April 05, 2022
Watch Senator King’s questioning here, and download broadcast quality video here
WASHINGTON, D.C. – As Russia continues their deadly, unprovoked attack on Ukraine, Senator Angus King (I-Maine), Co-Chair of the Cyberspace Solarium Commission, is pushing top cyberofficials for clarity on Russia’s cyber activities in the conflict and for additional information on America’s preparedness to respond to any attempted cyberattacks against the United States. In a hearing of the Senate Armed Services Committee, Senator King began by asking General Paul Nakasone – Director of the National Security Agency and Commander of United States Cyber Command – why there have not been more successful cyberattacks against Ukraine during this conflict. Senator King’s questioning comes shortly after he and Congressman Mike Gallagher (R-Wisc.) sent a letter to President Joe Biden, urging his administration to keep a key Pentagon cyberdeterrent in place.
“General Nakasone, if you can answer this in an open session, why no Russian serious cyber-attack in Ukraine? We all thought that was going to be the first thing they did, and it didn’t happen. And I know there were some attacks, but nothing of the scale we were expecting,” said Senator King, Co-Chair of the Cyberspace Solarium Commission. “Do we have an answer to that?”
“Senator, I think I’d begin by saying we’re not out of Ukraine yet and so obviously our position right now is one of vigilance in terms of anything that might still be done,” replied General Nakasone. “In terms of what the Russians decided to do, I would anticipate that this was based upon a serious of assumptions that they may have made coupled with the defensive capabilities that we were able to work with a number of partners within Ukraine, and then thirdly, a realization that a lot of times these are very, very difficult attacks to be able to conduct.”
“I think their assumption was the war would last two weeks, so they didn’t really have to do that,” concurred Senator King. “That seems to be one of their greatest mistakes.”
+++
Continuing his questioning, King urged General Nakasone to assess if our country is adequately prepared to deal with a foreign cyberattack that comes through domestic infrastructure, and if U.S. inter-agency coordination would hamper responses to any potential attacks. Senator King’s additional line of questioning focused on the ability to attribute a cyberattack to its source, as bad actors can frequently utilize networks in foreign countries to complicate the ability to root out its cause.

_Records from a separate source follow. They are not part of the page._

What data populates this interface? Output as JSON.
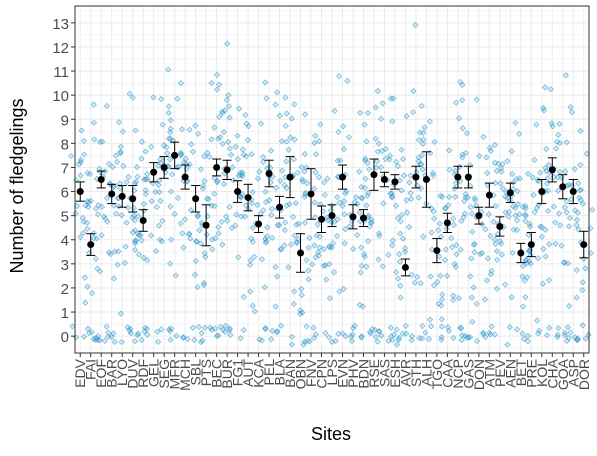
{
  "chart_data": {
    "type": "scatter",
    "xlabel": "Sites",
    "ylabel": "Number of fledgelings",
    "ylim": [
      -0.7,
      13.7
    ],
    "y_ticks": [
      0,
      1,
      2,
      3,
      4,
      5,
      6,
      7,
      8,
      9,
      10,
      11,
      12,
      13
    ],
    "grid": true,
    "legend": "none",
    "colors": {
      "raw_points": "#1f8fc9",
      "mean_points": "#000000",
      "grid": "#ebebeb",
      "axis": "#333333"
    },
    "categories": [
      "EDV",
      "FAI",
      "EOF",
      "BAR",
      "LYO",
      "DUV",
      "RDF",
      "GEL",
      "SEG",
      "MFR",
      "MCH",
      "SBL",
      "PTS",
      "BEC",
      "BUR",
      "FG1",
      "AUT",
      "KCA",
      "PEL",
      "BLA",
      "BAN",
      "OBN",
      "FNV",
      "CPN",
      "LPS",
      "EVN",
      "PHV",
      "BDN",
      "RSE",
      "SAS",
      "ESH",
      "AVR",
      "STH",
      "ALH",
      "TGO",
      "CAA",
      "NCP",
      "GAS",
      "DON",
      "ATM",
      "PEV",
      "AEN",
      "BET",
      "PRE",
      "KOL",
      "CHA",
      "GOA",
      "ASP",
      "DOR"
    ],
    "means": [
      6.0,
      3.8,
      6.5,
      5.9,
      5.8,
      5.7,
      4.8,
      6.8,
      7.0,
      7.5,
      6.6,
      5.7,
      4.6,
      7.0,
      6.9,
      6.0,
      5.75,
      4.65,
      6.75,
      5.35,
      6.6,
      3.45,
      5.9,
      4.85,
      5.0,
      6.6,
      4.95,
      4.9,
      6.7,
      6.5,
      6.4,
      2.85,
      6.6,
      6.5,
      3.55,
      4.7,
      6.6,
      6.6,
      5.0,
      5.85,
      4.55,
      5.95,
      3.45,
      3.8,
      6.0,
      6.9,
      6.2,
      6.0,
      3.8
    ],
    "errors": [
      0.4,
      0.45,
      0.35,
      0.4,
      0.45,
      0.55,
      0.45,
      0.4,
      0.45,
      0.55,
      0.5,
      0.55,
      0.85,
      0.35,
      0.4,
      0.45,
      0.55,
      0.35,
      0.55,
      0.45,
      0.85,
      0.8,
      1.05,
      0.55,
      0.45,
      0.5,
      0.5,
      0.35,
      0.65,
      0.3,
      0.3,
      0.35,
      0.45,
      1.15,
      0.5,
      0.4,
      0.45,
      0.45,
      0.35,
      0.5,
      0.4,
      0.4,
      0.4,
      0.5,
      0.5,
      0.5,
      0.5,
      0.5,
      0.55
    ],
    "raw_point_count": 1100
  }
}
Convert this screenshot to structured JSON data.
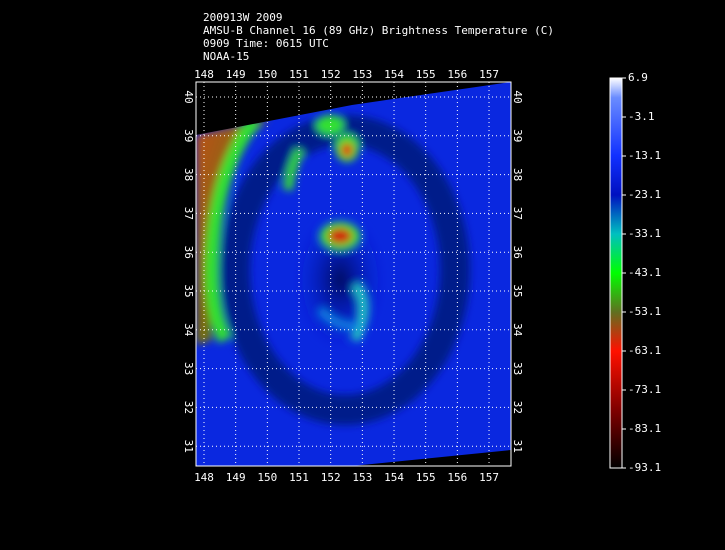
{
  "header": {
    "lines": [
      "200913W 2009",
      "AMSU-B Channel 16 (89 GHz) Brightness Temperature (C)",
      "0909 Time: 0615 UTC",
      "NOAA-15"
    ]
  },
  "map": {
    "lon_ticks": [
      148,
      149,
      150,
      151,
      152,
      153,
      154,
      155,
      156,
      157
    ],
    "lat_ticks": [
      31,
      32,
      33,
      34,
      35,
      36,
      37,
      38,
      39,
      40
    ]
  },
  "colorbar": {
    "ticks": [
      6.9,
      -3.1,
      -13.1,
      -23.1,
      -33.1,
      -43.1,
      -53.1,
      -63.1,
      -73.1,
      -83.1,
      -93.1
    ]
  }
}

“It makes me nervous when I hear the first part of the answer being coordination. I like it when somebody is in charge and responsible, but I understand that the coordination is important,” said Senator King. “One of the, I don’t know if I would call it a gap, but you mentioned, for example, outside of our borders that’s where NSA responsibility, CIA’s responsibility is. We’re no longer in a world of borders, and what concerns me is a cyberattack that originates in a foreign country but goes through a server in New Jersey or in California, and therefore, it’s a great question as to where that cyberattack is coming from. Do we have adequate authorities and lines of authority and definitions to deal with a foreign cyberattack that comes through U.S. infrastructure?”

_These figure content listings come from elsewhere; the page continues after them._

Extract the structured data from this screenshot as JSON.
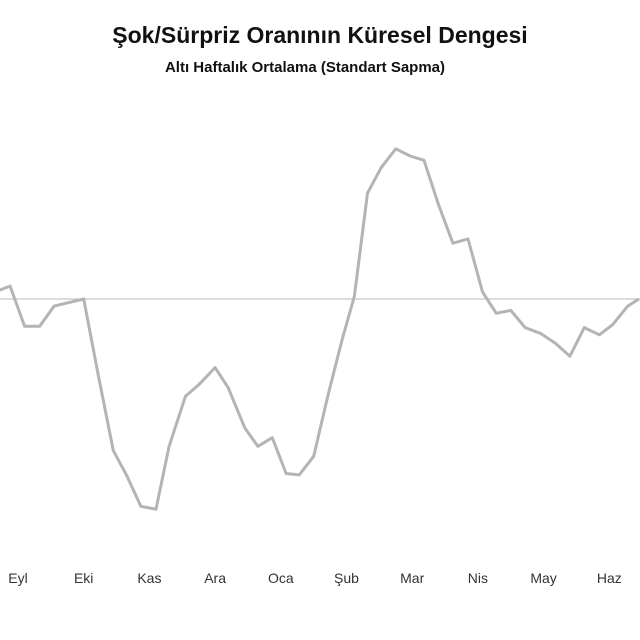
{
  "chart_data": {
    "type": "line",
    "title": "Şok/Sürpriz Oranının Küresel Dengesi",
    "subtitle": "Altı Haftalık Ortalama (Standart Sapma)",
    "xlabel": "",
    "ylabel": "",
    "categories": [
      "Eyl",
      "Eki",
      "Kas",
      "Ara",
      "Oca",
      "Şub",
      "Mar",
      "Nis",
      "May",
      "Haz"
    ],
    "grid": false,
    "legend": "none",
    "reference_line_y": 0,
    "ylim": [
      -1.5,
      1.05
    ],
    "color": "#b4b4b4",
    "series": [
      {
        "x": [
          -0.35,
          -0.12,
          0.1,
          0.33,
          0.55,
          1.0,
          1.22,
          1.45,
          1.65,
          1.87,
          2.1,
          2.3,
          2.55,
          2.75,
          3.0,
          3.2,
          3.45,
          3.65,
          3.87,
          4.08,
          4.28,
          4.5,
          4.72,
          4.93,
          5.12,
          5.32,
          5.53,
          5.75,
          5.97,
          6.18,
          6.4,
          6.62,
          6.85,
          7.07,
          7.28,
          7.5,
          7.72,
          7.95,
          8.18,
          8.4,
          8.62,
          8.85,
          9.05,
          9.28,
          9.45
        ],
        "values": [
          0.05,
          0.09,
          -0.19,
          -0.19,
          -0.05,
          0.0,
          -0.53,
          -1.06,
          -1.23,
          -1.45,
          -1.47,
          -1.03,
          -0.68,
          -0.6,
          -0.48,
          -0.62,
          -0.9,
          -1.03,
          -0.97,
          -1.22,
          -1.23,
          -1.1,
          -0.67,
          -0.29,
          0.02,
          0.74,
          0.92,
          1.05,
          1.0,
          0.97,
          0.66,
          0.39,
          0.42,
          0.05,
          -0.1,
          -0.08,
          -0.2,
          -0.24,
          -0.31,
          -0.4,
          -0.2,
          -0.25,
          -0.18,
          -0.05,
          0.0
        ]
      }
    ]
  }
}
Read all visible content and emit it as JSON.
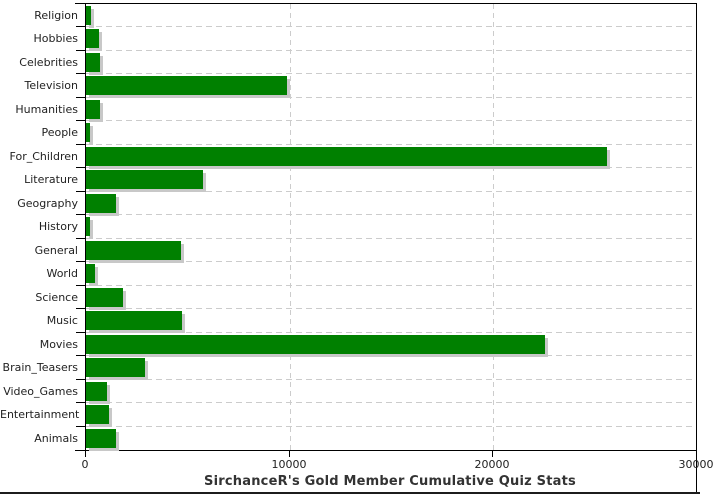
{
  "chart_data": {
    "type": "bar",
    "orientation": "horizontal",
    "title": "SirchanceR's Gold Member Cumulative Quiz Stats",
    "categories": [
      "Religion",
      "Hobbies",
      "Celebrities",
      "Television",
      "Humanities",
      "People",
      "For_Children",
      "Literature",
      "Geography",
      "History",
      "General",
      "World",
      "Science",
      "Music",
      "Movies",
      "Brain_Teasers",
      "Video_Games",
      "Entertainment",
      "Animals"
    ],
    "values": [
      230,
      650,
      690,
      9870,
      670,
      200,
      25590,
      5730,
      1460,
      180,
      4650,
      430,
      1830,
      4730,
      22530,
      2880,
      1020,
      1130,
      1460
    ],
    "xlabel": "",
    "ylabel": "",
    "xlim": [
      0,
      30000
    ],
    "x_ticks": [
      0,
      10000,
      20000,
      30000
    ],
    "x_tick_labels": [
      "0",
      "10000",
      "20000",
      "30000"
    ],
    "legend": "none",
    "grid": "dashed row separators and dashed vertical gridlines at x ticks",
    "colors": {
      "bar": "#008000",
      "bar_shadow": "#c8c8c8",
      "gridline": "#cccccc",
      "axis": "#000000",
      "tick_text": "#222222",
      "title_text": "#333333",
      "background": "#ffffff"
    }
  }
}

“So, I think that we’re making much better progress in being able to address some of those authority gaps. You’ve identified one of the areas that were certainly relevant in the solar wind’s most recent supply chain attack when our adversaries had positioned themselves within the United States, and we found that there was a blind spot there. So, again, the breached notification that has been done, the discussion in terms of upping the standards for both national security systems and government systems that the administration have done, I think have all contributed to this,” said General Nakasone. “But you point out a key piece, Senator, which is this is much more difficult than one person being in charge. There is not one agency, one department, or even one entity that has all the information, and so that’s why this coordination is so important."
+++
As Co-Chair of the Cyberspace Solarium Commission (CSC), and a member of the Senate’s Armed Services and Intelligence Committees, Senator King is recognized as one of Congress’s leading experts on cyberdefense and is a strong advocates for a forward-thinking cyberstrategy that emphasizes layered cyberdeterrence. Since it officially launched in April 2019, dozens of CSC recommendations have been enacted into law, including the creation of a National Cyber Director. As Russia has continued their unprovoked attack on Ukraine, Senator King has forcefully condemned Russia’s actions, worked to provide Ukraine with urgent lethal and humanitarian aid, and called for maximum economic pressure on Vladimir Putin and his oligarchs. Last month, King joined a bipartisan Congressional delegation to Poland and Germany where he met with NATO leaders, Ukrainian refugees, and U.S. servicemembers for a first-hand look at the humanitarian crisis and America’s efforts to support Ukrainians.